Nos anos de 1980 e 90, os da infância e adolescência de Joacine Moreira (1982), havia uma “clara segmentação” entre os imigrantes, sobretudo africanos, e a restante população de Alverca. “Isto era como se fosse uma ilha”, conta, no intervalo de mais um abraço de reencontro. Ainda que naquela altura a consciência política estivesse longe das preocupações do bairro, é aqui que Joacine vai buscar parte das suas lutas. A da igualdade, racial e de género, é das mais importantes e uma das que a levou a ser escolhida nas primárias do partido. A cabeça de lista por Lisboa vivia ali ao lado, no Bom Sucesso, no número quatro para onde agora aponta. Porém, os amigos do pai estavam todos na Arcena, onde se sentiam "bem” e onde passavam os dias.
Décadas depois, Joacine vê um bairro vazio. “As políticas de empobrecimento durante o Governo de Passos Coelho levaram muitas destas famílias a uma segunda imigração.” Ao seu lado, Chica da Silva, uma das veteranas da Arcena, confirma: “estão muitos em Inglaterra”. Em Alverca sobram cartazes com a ilustração do rosto da candidata, obra de Nelson Caetano, um filho da terra que os espalhou. Ao ver-se ali, estampada nas paredes e nas caixas de eletricidade, Joacine repete: “Há uns anos, ver este cartaz seria uma coisa absolutamente impensável”.
A acompanhar parte da marcha de 25 militantes que sobe do Mercado Municipal de Alverca ao Bom Sucesso está Rui Tavares, fundador e um dos rostos mais conhecidos do partido. O historiador, eurodeputado entre 2009 e 2014, vê em Joacine um exemplo de “genuinidade” e de como “é possível as pessoas comuns fazerem parte da política”. Reclamando novamente a paternidade da ideia de união à esquerda, Rui Tavares lembra que o Livre fez “primárias abertas”, em que qualquer pessoa, não filiada a outro partido, pôde participar. “Queríamos ter novos protagonistas, vindos da sociedade civil, evitar o caciquismo.
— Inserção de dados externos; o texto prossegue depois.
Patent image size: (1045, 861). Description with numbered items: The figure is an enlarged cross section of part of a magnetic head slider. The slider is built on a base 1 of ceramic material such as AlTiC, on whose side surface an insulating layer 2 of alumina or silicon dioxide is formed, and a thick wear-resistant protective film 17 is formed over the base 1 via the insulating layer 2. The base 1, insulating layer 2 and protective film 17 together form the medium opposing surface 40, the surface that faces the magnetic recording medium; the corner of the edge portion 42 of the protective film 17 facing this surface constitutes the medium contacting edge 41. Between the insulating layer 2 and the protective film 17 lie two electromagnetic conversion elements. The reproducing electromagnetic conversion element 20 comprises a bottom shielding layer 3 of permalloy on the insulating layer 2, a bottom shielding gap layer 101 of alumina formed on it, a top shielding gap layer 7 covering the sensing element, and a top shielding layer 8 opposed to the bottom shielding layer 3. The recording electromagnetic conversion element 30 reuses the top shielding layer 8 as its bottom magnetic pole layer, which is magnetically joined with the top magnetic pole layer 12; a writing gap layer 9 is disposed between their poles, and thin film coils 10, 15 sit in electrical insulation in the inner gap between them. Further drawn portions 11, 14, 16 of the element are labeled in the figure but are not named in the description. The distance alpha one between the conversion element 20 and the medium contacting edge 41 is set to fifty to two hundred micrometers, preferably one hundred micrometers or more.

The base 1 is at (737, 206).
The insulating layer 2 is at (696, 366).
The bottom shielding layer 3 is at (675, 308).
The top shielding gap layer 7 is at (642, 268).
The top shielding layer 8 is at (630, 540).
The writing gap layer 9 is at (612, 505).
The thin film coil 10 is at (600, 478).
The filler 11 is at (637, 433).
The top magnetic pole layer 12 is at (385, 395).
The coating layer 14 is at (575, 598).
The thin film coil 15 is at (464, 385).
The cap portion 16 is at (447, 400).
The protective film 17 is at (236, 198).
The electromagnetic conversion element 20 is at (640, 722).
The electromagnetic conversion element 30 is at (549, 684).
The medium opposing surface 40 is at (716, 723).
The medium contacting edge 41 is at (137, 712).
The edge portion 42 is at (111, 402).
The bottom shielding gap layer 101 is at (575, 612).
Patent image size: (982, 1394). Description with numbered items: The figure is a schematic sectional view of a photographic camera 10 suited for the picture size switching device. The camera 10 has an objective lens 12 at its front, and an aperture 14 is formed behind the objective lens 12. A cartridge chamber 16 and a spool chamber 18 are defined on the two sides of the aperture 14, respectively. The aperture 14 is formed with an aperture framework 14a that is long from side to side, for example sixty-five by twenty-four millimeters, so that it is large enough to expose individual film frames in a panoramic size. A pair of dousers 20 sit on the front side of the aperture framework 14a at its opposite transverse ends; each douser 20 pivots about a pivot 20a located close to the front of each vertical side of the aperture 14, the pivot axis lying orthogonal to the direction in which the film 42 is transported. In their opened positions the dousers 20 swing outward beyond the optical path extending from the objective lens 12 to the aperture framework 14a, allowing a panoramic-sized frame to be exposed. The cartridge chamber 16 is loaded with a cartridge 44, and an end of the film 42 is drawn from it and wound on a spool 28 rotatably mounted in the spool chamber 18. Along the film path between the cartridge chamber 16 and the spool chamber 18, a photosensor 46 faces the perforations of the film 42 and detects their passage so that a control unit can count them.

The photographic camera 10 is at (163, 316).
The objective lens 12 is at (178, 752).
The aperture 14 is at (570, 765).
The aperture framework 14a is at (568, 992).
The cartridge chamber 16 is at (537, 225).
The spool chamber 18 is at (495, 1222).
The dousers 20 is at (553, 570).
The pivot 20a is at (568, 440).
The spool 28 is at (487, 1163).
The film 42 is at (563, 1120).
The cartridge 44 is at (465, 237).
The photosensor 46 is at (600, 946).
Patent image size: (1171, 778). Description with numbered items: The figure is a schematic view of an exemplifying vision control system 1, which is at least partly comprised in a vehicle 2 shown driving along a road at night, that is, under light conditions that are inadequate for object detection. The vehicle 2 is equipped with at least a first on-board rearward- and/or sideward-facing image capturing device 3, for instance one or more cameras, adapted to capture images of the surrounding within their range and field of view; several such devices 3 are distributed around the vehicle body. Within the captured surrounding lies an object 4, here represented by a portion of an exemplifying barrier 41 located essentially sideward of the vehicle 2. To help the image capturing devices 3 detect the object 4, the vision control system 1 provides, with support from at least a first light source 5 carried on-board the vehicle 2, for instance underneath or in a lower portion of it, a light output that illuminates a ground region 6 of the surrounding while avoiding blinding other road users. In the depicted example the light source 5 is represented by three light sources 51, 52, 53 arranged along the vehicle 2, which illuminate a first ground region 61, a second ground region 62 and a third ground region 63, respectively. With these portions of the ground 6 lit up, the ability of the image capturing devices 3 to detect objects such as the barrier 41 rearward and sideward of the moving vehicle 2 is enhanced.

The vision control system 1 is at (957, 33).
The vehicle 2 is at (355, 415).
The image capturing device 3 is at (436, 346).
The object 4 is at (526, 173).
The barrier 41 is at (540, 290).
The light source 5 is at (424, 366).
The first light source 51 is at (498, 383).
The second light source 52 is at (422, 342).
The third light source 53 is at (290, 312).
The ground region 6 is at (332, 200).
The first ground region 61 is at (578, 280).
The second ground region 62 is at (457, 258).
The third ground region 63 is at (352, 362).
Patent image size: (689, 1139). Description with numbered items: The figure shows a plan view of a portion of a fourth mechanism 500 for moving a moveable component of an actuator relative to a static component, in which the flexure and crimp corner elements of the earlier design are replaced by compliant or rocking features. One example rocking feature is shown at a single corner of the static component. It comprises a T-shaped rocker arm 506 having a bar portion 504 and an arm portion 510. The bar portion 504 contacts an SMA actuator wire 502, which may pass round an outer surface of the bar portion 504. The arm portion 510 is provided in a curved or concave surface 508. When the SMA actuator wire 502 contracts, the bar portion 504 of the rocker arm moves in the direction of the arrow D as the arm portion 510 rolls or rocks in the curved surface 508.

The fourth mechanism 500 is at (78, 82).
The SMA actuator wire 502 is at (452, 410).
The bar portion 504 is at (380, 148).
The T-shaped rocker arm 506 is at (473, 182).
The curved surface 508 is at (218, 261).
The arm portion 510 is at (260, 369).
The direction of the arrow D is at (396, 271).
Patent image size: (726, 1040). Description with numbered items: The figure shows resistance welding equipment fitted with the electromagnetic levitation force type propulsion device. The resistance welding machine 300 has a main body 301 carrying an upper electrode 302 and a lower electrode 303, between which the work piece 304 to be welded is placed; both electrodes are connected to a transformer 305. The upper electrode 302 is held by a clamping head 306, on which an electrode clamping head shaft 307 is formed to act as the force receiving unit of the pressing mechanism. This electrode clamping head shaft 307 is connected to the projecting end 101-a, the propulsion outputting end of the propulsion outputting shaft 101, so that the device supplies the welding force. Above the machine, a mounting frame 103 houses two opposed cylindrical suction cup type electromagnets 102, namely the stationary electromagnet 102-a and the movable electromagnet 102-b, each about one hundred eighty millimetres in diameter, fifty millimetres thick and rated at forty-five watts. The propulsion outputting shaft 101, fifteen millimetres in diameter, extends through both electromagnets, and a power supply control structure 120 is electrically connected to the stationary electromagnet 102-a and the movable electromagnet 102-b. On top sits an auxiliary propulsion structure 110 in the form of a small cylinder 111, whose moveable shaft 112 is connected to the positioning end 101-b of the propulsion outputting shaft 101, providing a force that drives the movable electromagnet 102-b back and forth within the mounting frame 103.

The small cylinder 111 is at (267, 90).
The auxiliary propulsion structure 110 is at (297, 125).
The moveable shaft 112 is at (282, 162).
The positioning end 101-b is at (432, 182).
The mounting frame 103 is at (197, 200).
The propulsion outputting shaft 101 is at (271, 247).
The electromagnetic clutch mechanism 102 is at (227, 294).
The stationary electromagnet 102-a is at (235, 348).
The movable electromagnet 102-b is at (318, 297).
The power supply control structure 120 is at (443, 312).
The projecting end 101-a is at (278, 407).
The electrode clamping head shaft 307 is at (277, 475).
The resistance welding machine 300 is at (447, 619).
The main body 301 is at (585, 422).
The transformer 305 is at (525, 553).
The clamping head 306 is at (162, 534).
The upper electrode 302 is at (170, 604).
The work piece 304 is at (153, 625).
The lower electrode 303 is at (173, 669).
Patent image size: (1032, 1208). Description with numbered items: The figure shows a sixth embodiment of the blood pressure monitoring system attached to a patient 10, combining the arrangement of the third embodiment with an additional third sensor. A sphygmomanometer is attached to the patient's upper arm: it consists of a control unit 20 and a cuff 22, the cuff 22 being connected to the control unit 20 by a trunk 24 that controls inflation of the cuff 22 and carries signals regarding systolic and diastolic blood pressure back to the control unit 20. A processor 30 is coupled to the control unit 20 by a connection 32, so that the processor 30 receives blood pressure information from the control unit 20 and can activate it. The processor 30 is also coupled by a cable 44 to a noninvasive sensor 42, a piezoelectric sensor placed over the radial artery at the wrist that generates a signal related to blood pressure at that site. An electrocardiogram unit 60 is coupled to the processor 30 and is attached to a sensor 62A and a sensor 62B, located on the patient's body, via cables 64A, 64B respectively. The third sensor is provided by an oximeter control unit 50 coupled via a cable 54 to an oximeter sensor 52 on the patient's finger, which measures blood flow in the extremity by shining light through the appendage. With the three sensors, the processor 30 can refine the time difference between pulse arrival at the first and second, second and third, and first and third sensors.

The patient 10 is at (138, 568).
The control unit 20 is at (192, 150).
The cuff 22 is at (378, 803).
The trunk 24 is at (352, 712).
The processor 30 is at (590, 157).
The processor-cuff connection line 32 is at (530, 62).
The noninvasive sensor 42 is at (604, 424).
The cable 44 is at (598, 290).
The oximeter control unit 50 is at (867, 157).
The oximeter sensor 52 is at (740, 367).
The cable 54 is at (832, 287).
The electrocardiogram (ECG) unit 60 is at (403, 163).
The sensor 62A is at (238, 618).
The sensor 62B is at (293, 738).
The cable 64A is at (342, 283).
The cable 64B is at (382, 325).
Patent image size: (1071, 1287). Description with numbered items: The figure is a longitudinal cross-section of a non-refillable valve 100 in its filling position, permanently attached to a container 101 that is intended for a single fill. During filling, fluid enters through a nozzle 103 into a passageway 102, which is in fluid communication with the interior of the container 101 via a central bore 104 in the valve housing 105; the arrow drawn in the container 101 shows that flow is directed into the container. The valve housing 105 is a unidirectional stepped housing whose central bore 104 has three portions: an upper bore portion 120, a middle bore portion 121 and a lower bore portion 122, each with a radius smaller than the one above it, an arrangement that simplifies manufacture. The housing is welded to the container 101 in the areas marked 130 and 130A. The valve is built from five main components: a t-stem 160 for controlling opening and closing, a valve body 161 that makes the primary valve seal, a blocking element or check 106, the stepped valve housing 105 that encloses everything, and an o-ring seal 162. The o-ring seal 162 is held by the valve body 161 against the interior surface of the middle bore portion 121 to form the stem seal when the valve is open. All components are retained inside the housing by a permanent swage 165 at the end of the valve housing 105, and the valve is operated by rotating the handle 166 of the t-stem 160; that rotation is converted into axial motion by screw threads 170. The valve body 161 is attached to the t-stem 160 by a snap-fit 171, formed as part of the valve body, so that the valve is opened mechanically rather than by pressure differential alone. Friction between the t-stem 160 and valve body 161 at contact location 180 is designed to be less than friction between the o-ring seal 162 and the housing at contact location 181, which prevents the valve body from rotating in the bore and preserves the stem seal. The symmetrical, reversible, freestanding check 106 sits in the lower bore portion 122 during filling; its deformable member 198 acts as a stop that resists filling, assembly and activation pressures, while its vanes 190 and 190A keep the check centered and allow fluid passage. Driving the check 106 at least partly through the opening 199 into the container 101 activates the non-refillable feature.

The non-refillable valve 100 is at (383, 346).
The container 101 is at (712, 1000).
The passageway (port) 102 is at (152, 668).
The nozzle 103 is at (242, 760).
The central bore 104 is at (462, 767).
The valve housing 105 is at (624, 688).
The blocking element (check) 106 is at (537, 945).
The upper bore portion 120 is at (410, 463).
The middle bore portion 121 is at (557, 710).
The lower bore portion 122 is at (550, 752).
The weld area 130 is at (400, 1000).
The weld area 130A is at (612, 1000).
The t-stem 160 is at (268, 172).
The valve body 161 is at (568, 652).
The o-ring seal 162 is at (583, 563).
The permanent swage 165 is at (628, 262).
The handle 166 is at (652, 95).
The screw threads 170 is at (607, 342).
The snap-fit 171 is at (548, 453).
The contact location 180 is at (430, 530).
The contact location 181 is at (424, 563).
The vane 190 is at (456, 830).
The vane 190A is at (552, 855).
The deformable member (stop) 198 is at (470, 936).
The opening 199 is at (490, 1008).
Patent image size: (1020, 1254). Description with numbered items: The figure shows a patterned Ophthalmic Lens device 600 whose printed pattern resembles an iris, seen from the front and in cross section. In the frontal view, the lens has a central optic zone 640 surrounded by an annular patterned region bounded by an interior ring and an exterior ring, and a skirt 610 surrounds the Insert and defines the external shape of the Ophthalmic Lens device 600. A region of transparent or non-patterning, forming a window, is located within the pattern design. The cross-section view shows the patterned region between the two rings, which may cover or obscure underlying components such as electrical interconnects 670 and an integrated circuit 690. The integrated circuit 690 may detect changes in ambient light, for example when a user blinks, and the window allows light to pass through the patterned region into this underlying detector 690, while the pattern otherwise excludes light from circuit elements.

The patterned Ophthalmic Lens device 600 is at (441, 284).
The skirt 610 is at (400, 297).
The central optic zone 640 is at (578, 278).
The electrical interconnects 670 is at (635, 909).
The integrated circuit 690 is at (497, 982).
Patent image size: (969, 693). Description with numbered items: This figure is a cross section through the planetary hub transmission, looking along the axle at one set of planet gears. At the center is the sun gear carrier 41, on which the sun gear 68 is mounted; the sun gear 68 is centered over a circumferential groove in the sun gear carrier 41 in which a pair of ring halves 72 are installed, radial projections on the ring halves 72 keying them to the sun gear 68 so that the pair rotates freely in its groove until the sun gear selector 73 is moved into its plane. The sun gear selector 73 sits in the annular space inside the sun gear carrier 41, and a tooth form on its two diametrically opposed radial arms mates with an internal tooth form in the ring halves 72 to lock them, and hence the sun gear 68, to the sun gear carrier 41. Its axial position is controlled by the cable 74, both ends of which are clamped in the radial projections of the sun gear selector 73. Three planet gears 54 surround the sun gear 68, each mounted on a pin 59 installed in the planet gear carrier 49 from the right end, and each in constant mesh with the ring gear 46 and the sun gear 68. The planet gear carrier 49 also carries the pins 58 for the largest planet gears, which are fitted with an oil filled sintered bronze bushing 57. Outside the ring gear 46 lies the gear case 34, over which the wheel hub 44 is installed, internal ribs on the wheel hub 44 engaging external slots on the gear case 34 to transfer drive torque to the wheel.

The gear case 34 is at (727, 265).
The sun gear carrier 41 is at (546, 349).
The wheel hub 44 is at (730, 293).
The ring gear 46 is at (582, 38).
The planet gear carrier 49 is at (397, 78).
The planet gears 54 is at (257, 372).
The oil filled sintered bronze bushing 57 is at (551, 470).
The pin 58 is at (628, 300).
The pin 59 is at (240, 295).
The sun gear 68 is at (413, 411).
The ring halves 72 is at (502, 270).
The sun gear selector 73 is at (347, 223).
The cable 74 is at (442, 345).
O sufrágio é universal, toda a gente pode votar, mas não é uma verdadeira democracia quando só uma elite concorre às eleições.”
Dirigente partidária há dois anos, Joacine Moreira vem da academia (foi bolseira de investigação e é doutorada em Estudos Africanos) e admite que a chegada ao espaço público foi um projeto constantemente adiado. “Evitei durante muito tempo a televisão. Achava que as pessoas iam prestar mais atenção à forma como eu falava do que àquilo que eu dizia.” Em certo sentido, não se enganou: desde que começaram as entrevistas aos candidatos que a gaguez de Joacine é tema de conversa. A candidata admite o cansaço em relação ao tema, mas especifica que nunca teve problemas de falar em público, especialmente no confronto com quem está acima. Seja na universidade, seja na política. “Às vezes é mais fácil para mim falar perante os poderosos do que ir ao café pedir um copo de água.” É dessas pequenas conversas que serão feitos os próximos dias. Joacine não pôde evitar mais — esteve há dias na televisão (no programa “Gente que não sabe estar”, de Ricardo Araújo Pereira) e isso nota-se na rua. A reação positiva tem sido uma surpresa. “As pessoas percebem que é um incentivo a quem adia constantemente os seus objetivos.” Joacine não fala só para quem tem gaguez. E atira: “sou absolutamente segura das minhas capacidades.”